Well finally, let's put this all together in the form of a simple cartoon
that illustrates the contour of the secretory pathway in yeast.
and to illustrate this similarity with the same process in mammalian cells.
At the very beginning, in the lower left hand corner of the diagram,
you see a ribosome inserting a protein into the membrane of the nuclear envelope,
or the endoplasmic reticulum, a set of genes
discovered by another graduate student, Ray Deshaies,
defines the machinery in the endoplasmic reticulum membrane responsible
for acquiring molecules that will initiate the secretory event.
Later on, proteins are sorted,
as you'll see in the next chapter of this presentation, into vesicles
that bud from the membrane of the endoplasmic reticulum
and deliver content to this next station, the Golgi apparatus,
indeed as you'll see later, there is a bidirectional flow of material
back and forth between these two stations.

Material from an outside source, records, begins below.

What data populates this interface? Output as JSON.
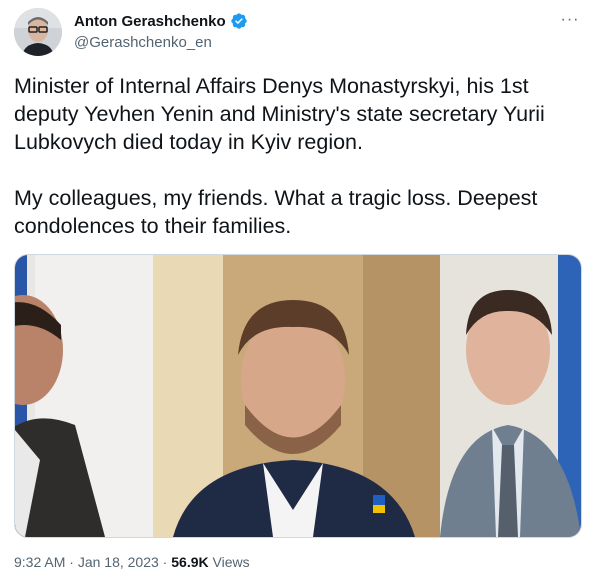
{
  "author": {
    "name": "Anton Gerashchenko",
    "handle": "@Gerashchenko_en",
    "verified_icon": "verified-badge-icon"
  },
  "more_icon": "more-options-icon",
  "more_label": "···",
  "tweet": {
    "paragraph_1": "Minister of Internal Affairs Denys Monastyrskyi, his 1st deputy Yevhen Yenin and Ministry's state secretary Yurii Lubkovych died today in Kyiv region.",
    "paragraph_2": "My colleagues, my friends. What a tragic loss. Deepest condolences to their families."
  },
  "media": {
    "photo_count": 3
  },
  "meta": {
    "time": "9:32 AM",
    "sep1": " · ",
    "date": "Jan 18, 2023",
    "sep2": " · ",
    "views_count": "56.9K",
    "views_label": " Views"
  },
  "colors": {
    "verified_blue": "#1d9bf0",
    "secondary_text": "#536471",
    "primary_text": "#0f1419"
  }
}
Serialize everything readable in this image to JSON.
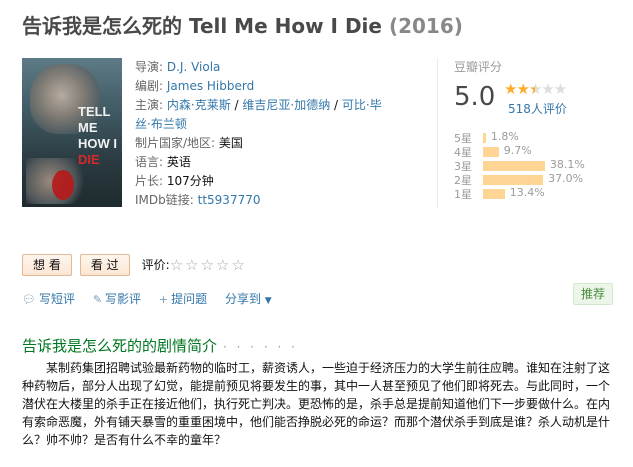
{
  "movie": {
    "title_cn": "告诉我是怎么死的 Tell Me How I Die",
    "year": "(2016)",
    "poster": {
      "line1": "TELL",
      "line2": "ME",
      "line3": "HOW I",
      "line4": "DIE"
    }
  },
  "info": {
    "director_label": "导演:",
    "director": "D.J. Viola",
    "writer_label": "编剧:",
    "writer": "James Hibberd",
    "cast_label": "主演:",
    "cast_1": "内森·克莱斯",
    "cast_sep_1": " / ",
    "cast_2": "维吉尼亚·加德纳",
    "cast_sep_2": " / ",
    "cast_3a": "可比·毕",
    "cast_3b": "丝·布兰顿",
    "country_label": "制片国家/地区:",
    "country": "美国",
    "language_label": "语言:",
    "language": "英语",
    "runtime_label": "片长:",
    "runtime": "107分钟",
    "imdb_label": "IMDb链接:",
    "imdb": "tt5937770"
  },
  "rating": {
    "label": "豆瓣评分",
    "score": "5.0",
    "stars_on": "★★",
    "stars_half": "★",
    "stars_off": "★★",
    "votes": "518人评价",
    "distribution": [
      {
        "label": "5星",
        "pct": "1.8%",
        "value": 1.8
      },
      {
        "label": "4星",
        "pct": "9.7%",
        "value": 9.7
      },
      {
        "label": "3星",
        "pct": "38.1%",
        "value": 38.1
      },
      {
        "label": "2星",
        "pct": "37.0%",
        "value": 37.0
      },
      {
        "label": "1星",
        "pct": "13.4%",
        "value": 13.4
      }
    ]
  },
  "buttons": {
    "want": "想 看",
    "seen": "看 过",
    "rate_label": "评价:",
    "rate_stars": "☆☆☆☆☆"
  },
  "actions": {
    "short_review": "写短评",
    "review": "写影评",
    "ask": "提问题",
    "share": "分享到",
    "share_caret": "▼",
    "recommend": "推荐"
  },
  "synopsis": {
    "title": "告诉我是怎么死的的剧情简介",
    "dots": "· · · · · ·",
    "text": "某制药集团招聘试验最新药物的临时工，薪资诱人，一些迫于经济压力的大学生前往应聘。谁知在注射了这种药物后，部分人出现了幻觉，能提前预见将要发生的事，其中一人甚至预见了他们即将死去。与此同时，一个潜伏在大楼里的杀手正在接近他们，执行死亡判决。更恐怖的是，杀手总是提前知道他们下一步要做什么。在内有索命恶魔，外有铺天暴雪的重重困境中，他们能否挣脱必死的命运？而那个潜伏杀手到底是谁？杀人动机是什么？帅不帅？是否有什么不幸的童年？"
  },
  "colors": {
    "link": "#3377aa",
    "star": "#ffac2d",
    "bar": "#ffd596",
    "section": "#007722"
  }
}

Within this bus station, the Golgi apparatus, molecules are sifted,
some are diverted by an intracellular route to the vacuole,
the yeast equivalent of the lysosome,
by a very elaborate machinery most elegantly described by
Scott Emr and Tom Stevens in their studies
on the sorting event that achieves vacuole assembly.
Other molecules, not diverted into the vacuole, instead become packaged into vesicles
the kinds of vesicles that we saw accumulate in sec-1,
and they are then delivered to the plasma membrane
under the set of sec genes that define this last stage.
in the secretory pathway.
Now in the next chapter I will describe a rather more precise technique
that allows one to focus with great precision on the mechanism of protein transfer.
This pathway illustrated by genes and mutants highlighted the essential proteins,
but it by itself says very little about what those protein molecules do.
And in order to understand how membranes form,
and how they fuse, we must go in with, in a way,
a higher power microscope, using more precise tools
and I'll tell you about that in the next chapter.